One reason people here don’t like WPA is because they don’t understand it’s not all bums and drunks and aliens! Nobody ever explains to them that they’d never have had the new High School they’re so goddam proud of if it hadn’t been for WPA. They don’t stop to figure that new brick sidewalks wouldn’t be there, the shade trees wouldn’t be all dressed up to look at along High Street and all around town, if it weren’t for WPA projects. To most in this town, and I guess it’s not much different in this, than any other New England place, WPA’s just a racket, set up to give a bunch of loafers and drunks steady pay to indulge in their vices! They don’t stop to consider that on WPA are men and women who have traveled places and seen things, been educated and found their jobs folded up and nothing to replace them with. . . . The working guy in this country never had such a swell chance to get a toe-hold as he’s had in the last four years! The louder the Republicans yell, the more of a toe-hold you can figure the ordinary guy’s got!

Source: Seymour D. Buck. Interview with Myron Buxton. Manuscript. U.S. Works Progress Administration, Federal Writers Project. From Library of Congress, Folklore Project, Life Histories, 1936–39, GIF. http://www.loc.gov/resource/wpalh1.14030415/#seq-1 (accessed December 3, 2013).

DOCUMENT 3

Jim Cole, Overcoming Racism in the Unions, May 18, 1939

An African American packinghouse worker near Chicago, Illinois, explained how the CIO united workers from different racial and ethnic backgrounds when other unions turned them away.

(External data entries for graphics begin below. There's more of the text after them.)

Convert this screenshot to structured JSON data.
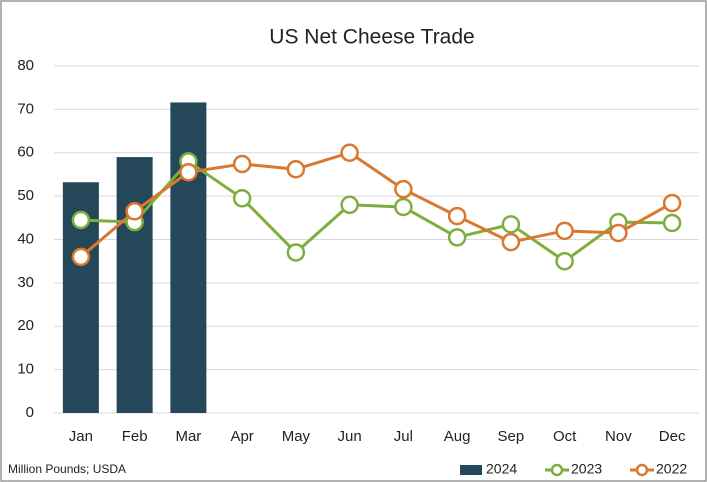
{
  "chart_data": {
    "type": "bar",
    "title": "US Net Cheese Trade",
    "note": "Million Pounds; USDA",
    "categories": [
      "Jan",
      "Feb",
      "Mar",
      "Apr",
      "May",
      "Jun",
      "Jul",
      "Aug",
      "Sep",
      "Oct",
      "Nov",
      "Dec"
    ],
    "series": [
      {
        "name": "2024",
        "type": "bar",
        "color": "#25475a",
        "values": [
          53.2,
          59,
          71.6,
          null,
          null,
          null,
          null,
          null,
          null,
          null,
          null,
          null
        ]
      },
      {
        "name": "2023",
        "type": "line",
        "color": "#7dae3e",
        "values": [
          44.5,
          44,
          58,
          49.5,
          37,
          48,
          47.5,
          40.5,
          43.5,
          35,
          44,
          43.8
        ]
      },
      {
        "name": "2022",
        "type": "line",
        "color": "#d9782e",
        "values": [
          36,
          46.5,
          55.5,
          57.4,
          56.2,
          60,
          51.6,
          45.4,
          39.4,
          42,
          41.5,
          48.4
        ]
      }
    ],
    "ylim": [
      0,
      80
    ],
    "yticks": [
      0,
      10,
      20,
      30,
      40,
      50,
      60,
      70,
      80
    ],
    "grid": true
  }
}
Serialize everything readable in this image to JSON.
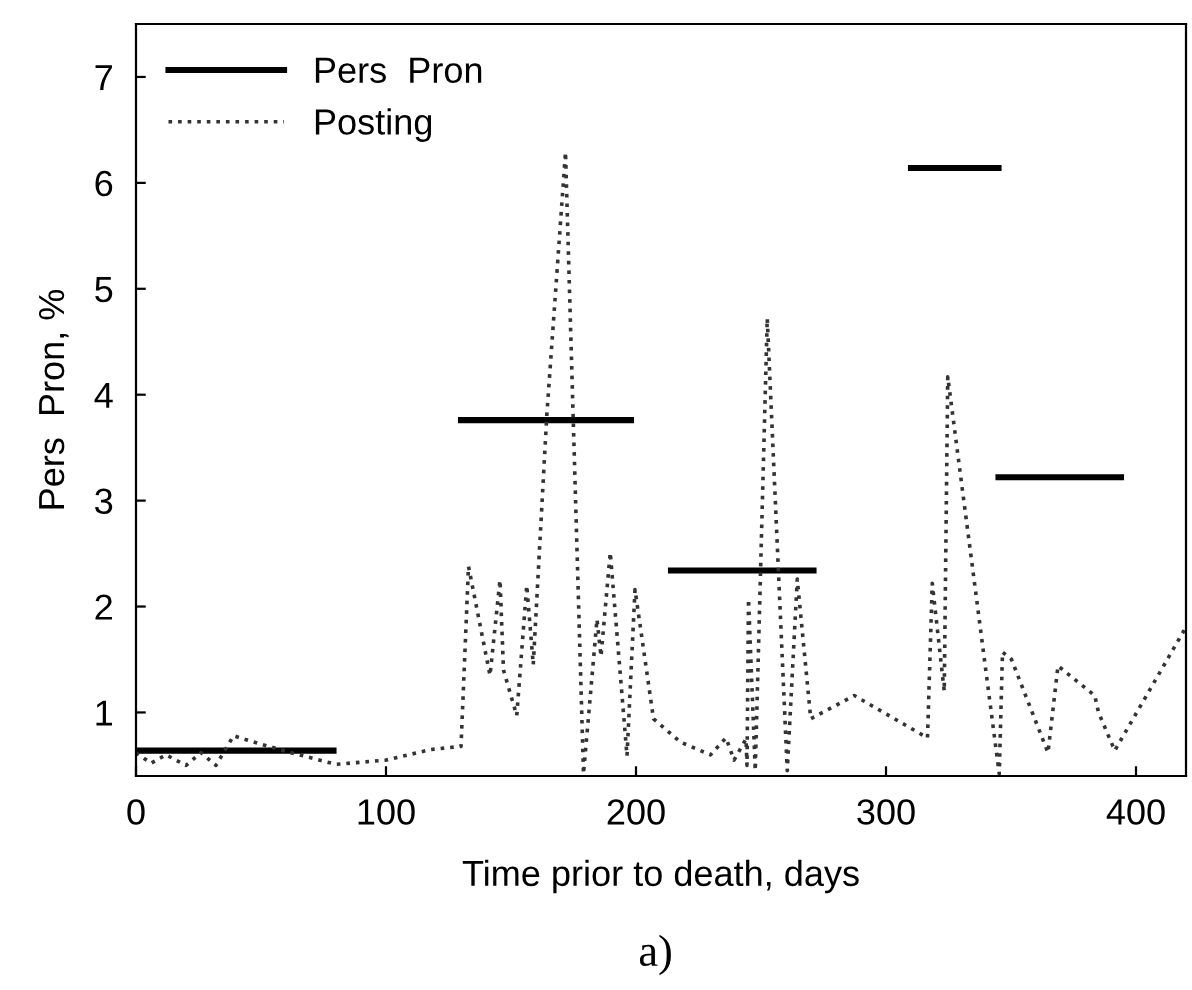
{
  "chart_data": {
    "type": "line",
    "xlabel": "Time prior to death, days",
    "ylabel": "Pers  Pron, %",
    "annotations": [
      "a)"
    ],
    "xlim": [
      0,
      420
    ],
    "xticks": [
      0,
      100,
      200,
      300,
      400
    ],
    "ylim": [
      0.4,
      7.5
    ],
    "yticks": [
      1,
      2,
      3,
      4,
      5,
      6,
      7
    ],
    "grid": false,
    "legend": "top left",
    "marker": "none",
    "series": [
      {
        "name": "Pers  Pron",
        "color": "#000000",
        "line_style": "solid",
        "x": [
          0,
          79,
          null,
          130,
          198,
          null,
          214,
          271,
          null,
          310,
          345,
          null,
          345,
          394
        ],
        "values": [
          0.64,
          0.64,
          null,
          3.76,
          3.76,
          null,
          2.34,
          2.34,
          null,
          6.14,
          6.14,
          null,
          3.22,
          3.22
        ]
      },
      {
        "name": "Posting",
        "color": "#333333",
        "line_style": "dotted",
        "x": [
          0,
          6,
          12,
          20,
          26,
          32,
          39,
          50,
          62,
          80,
          100,
          118,
          130,
          133,
          141.6,
          145.6,
          147,
          152.3,
          156.3,
          158.9,
          164.3,
          171.8,
          179,
          184.4,
          186,
          189.7,
          196.4,
          199.6,
          207,
          217.8,
          229.8,
          236,
          239.2,
          244,
          244.4,
          245,
          247.7,
          252.5,
          260.5,
          264.5,
          269.9,
          287.3,
          316.6,
          318.5,
          323.3,
          324.7,
          345.3,
          346.6,
          350.2,
          364.8,
          368.8,
          383.5,
          385,
          391.5,
          419.6
        ],
        "values": [
          0.62,
          0.52,
          0.6,
          0.5,
          0.62,
          0.5,
          0.78,
          0.7,
          0.62,
          0.51,
          0.55,
          0.65,
          0.68,
          2.38,
          1.35,
          2.25,
          1.4,
          0.97,
          2.2,
          1.45,
          3.8,
          6.29,
          0.42,
          1.88,
          1.53,
          2.51,
          0.59,
          2.16,
          0.94,
          0.72,
          0.6,
          0.76,
          0.55,
          0.75,
          0.5,
          2.07,
          0.45,
          4.72,
          0.45,
          2.26,
          0.94,
          1.16,
          0.76,
          2.22,
          1.2,
          4.17,
          0.42,
          1.57,
          1.5,
          0.62,
          1.44,
          1.16,
          1.0,
          0.64,
          1.79
        ]
      }
    ]
  }
}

I’m working in the Beef Kill section. Butcher on the chain. Been in the place twenty years, I believe. You got to have a certain amount of skill to do the job I’m doing. Long ago, I wanted to join the AFL union, the Amalgamated Butchers and Meat Cutters, they called it and wouldn’t take me. Wouldn’t let me in the union. Never said it to my face, but reason of it was plain. Negro. That’s it. Just didn’t want a Negro man to have what he should. That’s wrong. You know that’s wrong. Long about 1937 the CIO come. Well, I tell you, we Negroes was glad to see it come. Well, you know, sometimes the bosses, or either the company stooges try to keep the white boys from joining the union. They say, “you don’t want to belong to a black man’s organization. That’s all the CIO is.” Don’t fool nobody, but they got to lie, spread lyin’ words around. There’s a many different people, talkin’ different speech, can’t understand English very well, we have to have us union interpreters for lots of our members, but that don’t make no mind, they all friends in the union, even if they can’t say nothin’ except “Brother,” an’ shake hands. Well, my own local, we elected our officers and it’s the same all over. We try to get every people represented. President of the local, he’s Negro. First V[ice] President, he’s Polish. Second V. President, he’s Irish. Other officers, Scotchman, Lithuanian, Negro, German. . . . I don’t care if the union don’t do another lick of work raisin’ our pay, or settling grievances about anything, I’ll always believe they done the greatest thing in the world gettin’ everybody who works in the yards together, and breakin’ up the hate and bad feelings that used to be held against the Negro.

Source: Betty Burke. Interview with Jim Cole. Manuscript. U.S. Works Progress Administration, Federal Writers Project. From Library of Congress, Folklore Project, Life Histories, 1936–39, GIF. http://www.loc.gov/resource/wpalh0.07050602/seq-1#seq-1 (accessed December 3, 2013).

Questions for Analysis

Analyze the Evidence: What did Fusco, Buxton, and Cole see as successes and shortcomings of the New Deal? According to these men, how did New Deal programs influence the lives of ordinary American citizens?

Consider the Context: Who did these men identify as opponents of New Deal measures, and why?

Recognize Viewpoints: What attitudes did these men believe other Americans had about the WPA, the CIO, and the New Deal in general?